5月7日はヒューマントラストシネマ有楽町で行われていた《大林宣彦のいつか見た映画館と》というシリーズイベントの『時をかける少女』の回へ。


ビデオによる監督の映画解説があり、久しぶりの劇場のスクリーンでの『時かけ』鑑賞。そして上映後は原田知世さんと大林監督のトークショー。と書くと、よくある出演者イベントのように思えてしまうかもしれないが、両者のフォロワーにとっては、この夜の対談は特別な意味と感慨があった。


監督も話されていたが、ややカルト的な作品となってしまった『時かけ』という初主演映画(そして歌)は、その後の知世ちゃんにとってはずっと重荷だったかもしれないのだ(知世ちゃん本人の言でなく、とり・みきの考えを述べています。要注意)。ファンはいつまでも芳山和子のイメージを原田知世に重ねようとする。それはけっして心地よいことばかりではなかったはずだ。おそらくある時期の原田知世にとっては「脱・時かけ」こそが命題だったろう。


ただ、女優やアイドルが自我を過剰に前面に出し始めると、過去のファンが離れていくケースも多い。これとは反対に役に殉じ銀幕の伝説として私を隠していく俳優もいる。ところが希有なことに、原田知世は過去のイメージやファンの想いを裏切ることはなく、かつ、お仕着せでなくしっかりと自分を主張するミュージシャンとして奇跡的な再生を果たす。


この再生の成功に関しては、本人の意志はもちろんだが鈴木慶一氏の存在が大きかったことはファンならご存じの通り。いま現在日本の芸能界においては彼女のようなスタンスで活動している女優/ミュージシャンは、ほとんど唯一無二の存在といってよいのではないかと思う。

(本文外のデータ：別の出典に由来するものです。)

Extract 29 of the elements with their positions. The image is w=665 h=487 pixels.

しかし、それでも原田知世がアルバムで、そして人前で「時かけ」を歌うのには、ある程度の年数を要した。2008年3月1日、その封印は解かれる。恵比寿ガーデンホールにおけるWhat' me worry? コンサートで、多彩なゲストとのデュオを経て彼女がアンコールで最後に歌った曲は「時をかける少女」のボサノバ・バージョン。会場で聴いて体が震えたのを覚えている(このバージョンはアルバム「music & me」に収録)。


「時かけ」の歌は復活した。では映画は? アニメ版にも実写版の新作にも彼女の名前はなかった。大林版『時をかける少女』のファンにとっては、どこかでほっとする反面、少々残念な気持ちにもなった、というのが本音だろう。そして「もしかしてもうこのまま両者に接点はないのだろうか」という不安も。多くの支持者やファンがいるにもかかわらず、デビュー作に触れたがらない役者さんは実はけっこう多いことを我々は知っている。


そこへこのイベントの報が飛び込んできた。この夜、彼女は僕らの前で監督と再会を果たし、話をしてくれた。それだけでもうじゅうぶんだった。「『時かけ』は歌も映画も大切な作品でありすぎて簡単には関わることが出来なかった」と彼女はいった。さらには監督のオファーに対して、確約ではないが作品参加の可能性にも言及してくれた。大林版『時かけ』のファンにも、ずっと原田知世のファロワーであり続けた人間にも、なによりその両方だった僕のような者にとっては、とても幸せな夜だった。知世ちゃんありがとう。

写真は知世ちゃんと監督ご夫妻(撮影:大林千茱萸)


さて、この夜はサプライズゲストで相手役の高柳良一さんも登場。監督を驚かせるために知世ちゃんが密かに呼んでいたのだった。今はニッポン放送の重役さんになっている高柳君とはなんだかんだで一年に一回はお会いしているのだが、しかしこのコンビ、例えは悪いが化け物みたいに歳取ってないのだ。永遠に時をかける時の亡者になってしまっているのではないか。口の悪いまとめで本当にすみません。